Si les deux albums précédents étaient une ode aux riffs speed et accrocheurs, celui-ci change radicalement d’abord : un accordage bien plus bas que jamais, des riffs heavy, massifs, et un aspect beaucoup plus groove (voie que le groupe portera à l’excellence avec l’album d’après) qui rappelle Black Sabbath (et ce que confirme la petite reprise de fin, « Planet Caravan », trippante à souhait). C’est à cette époque que Phil Anselmo commence à s’intéresser de près à la scène black metal scandinave, et certains passages ne manquent pas de transpirer ces nouvelles influs (le riff très black de « Slaughtered » par exemple) ; car Phil joue de la guitare et compose avec celle-ci, et fort bien, de la confidence de Dimebag Darrell himself qui n’hésitait jamais à dire que Phil était son guitariste préféré, avec qui il avait le plus de plaisir à jouer.
De gauche à droite : Dimebag Darrel, Vinnie Paul, Phil Anselmo & Rex Brown - circa 1994
Nettement sous-estimé, Far Beyond Driven est en réalité ce que l’on peut appeler un album-culte, et une pierre angulaire dans l’histoire du metal.

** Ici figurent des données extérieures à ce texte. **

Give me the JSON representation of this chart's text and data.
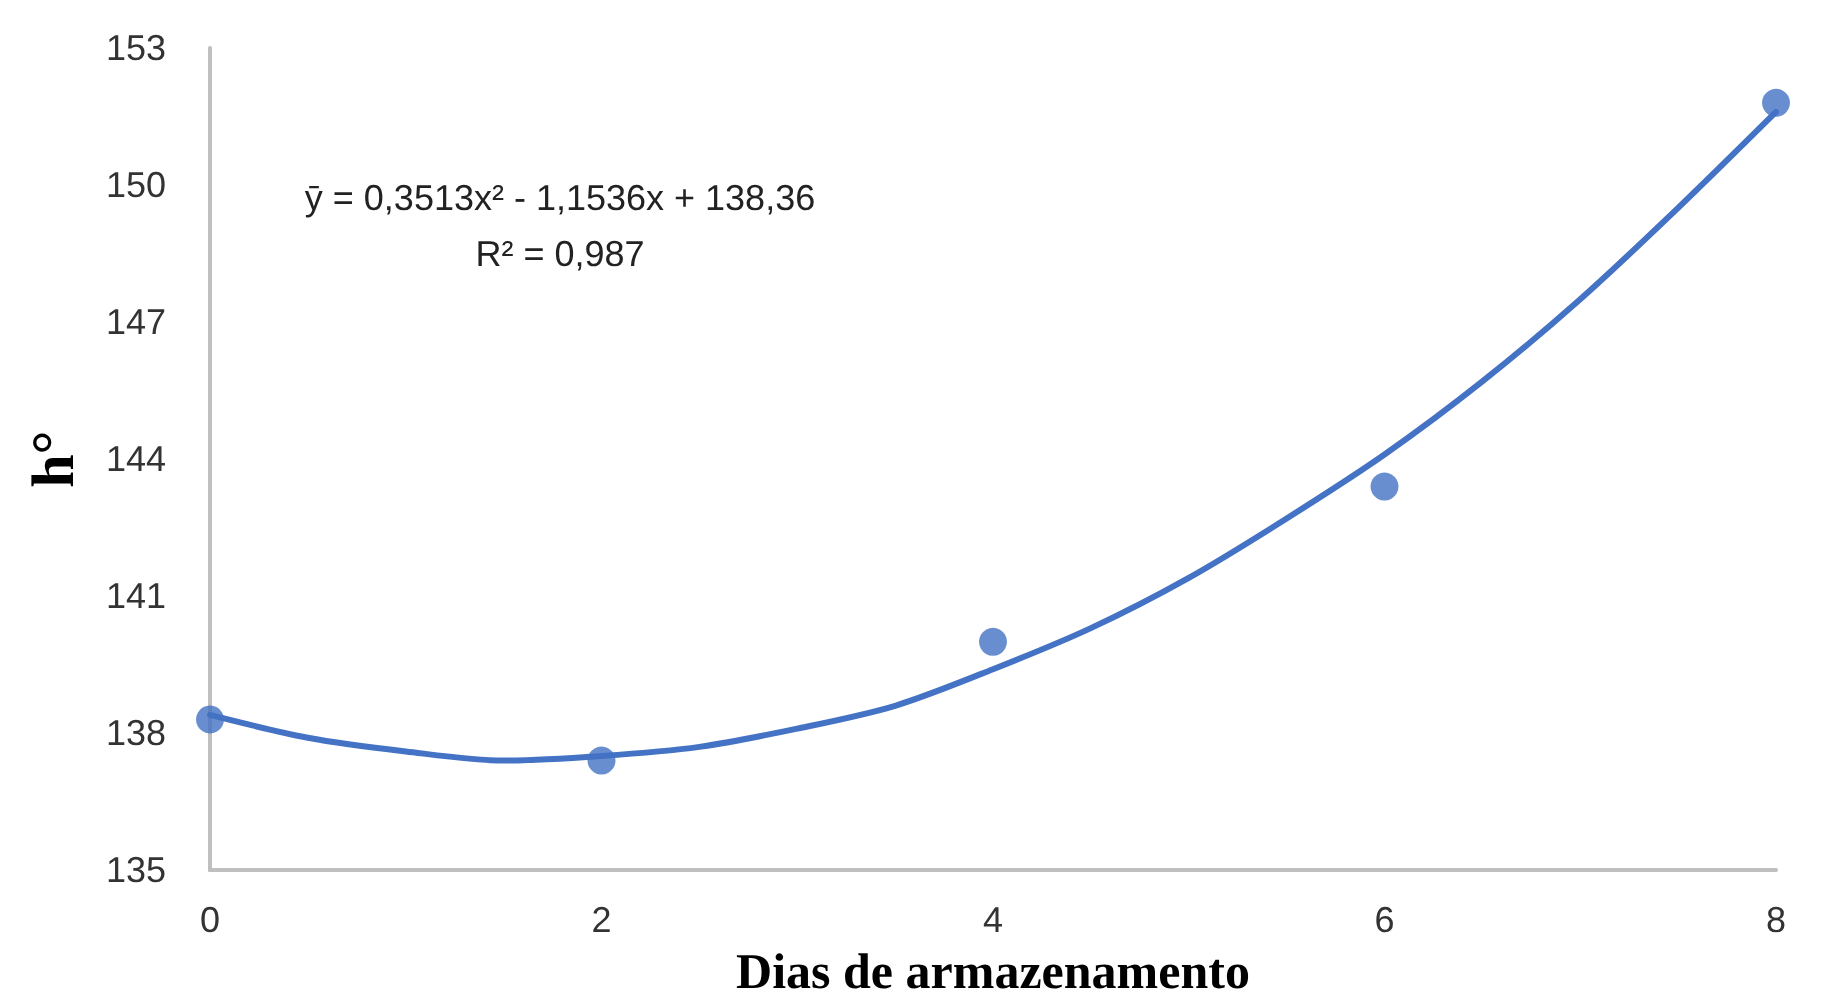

Sans-concession, investiguant de nouveaux territoires artistiques et sonores, aux antipodes de ce que l’on aurait pu attendre d’un jeune groupe florissant, il sait intelligemment prendre le contre-pied de toutes les tendances et attentes de l’époque pour enfanter d’un ovni qui continue de diviser la critique, vingt ans après sa sortie ! Se pourrait-il que la définition de l’art soit la suivante : peu importe que l’on aime ou pas, tant qu’une œuvre provoque l’inconfort et fait parler d’elle, elle relèverait alors de la maestria ? Dans tous les cas, l’influence colossale que la nouvelle direction abordée, par Pantera alors, aura sur toute la scène musicale extrême (mais pas que) qui est la nôtre, ne laissera aucun doute sur la légitimité de la couronne et du sceptre.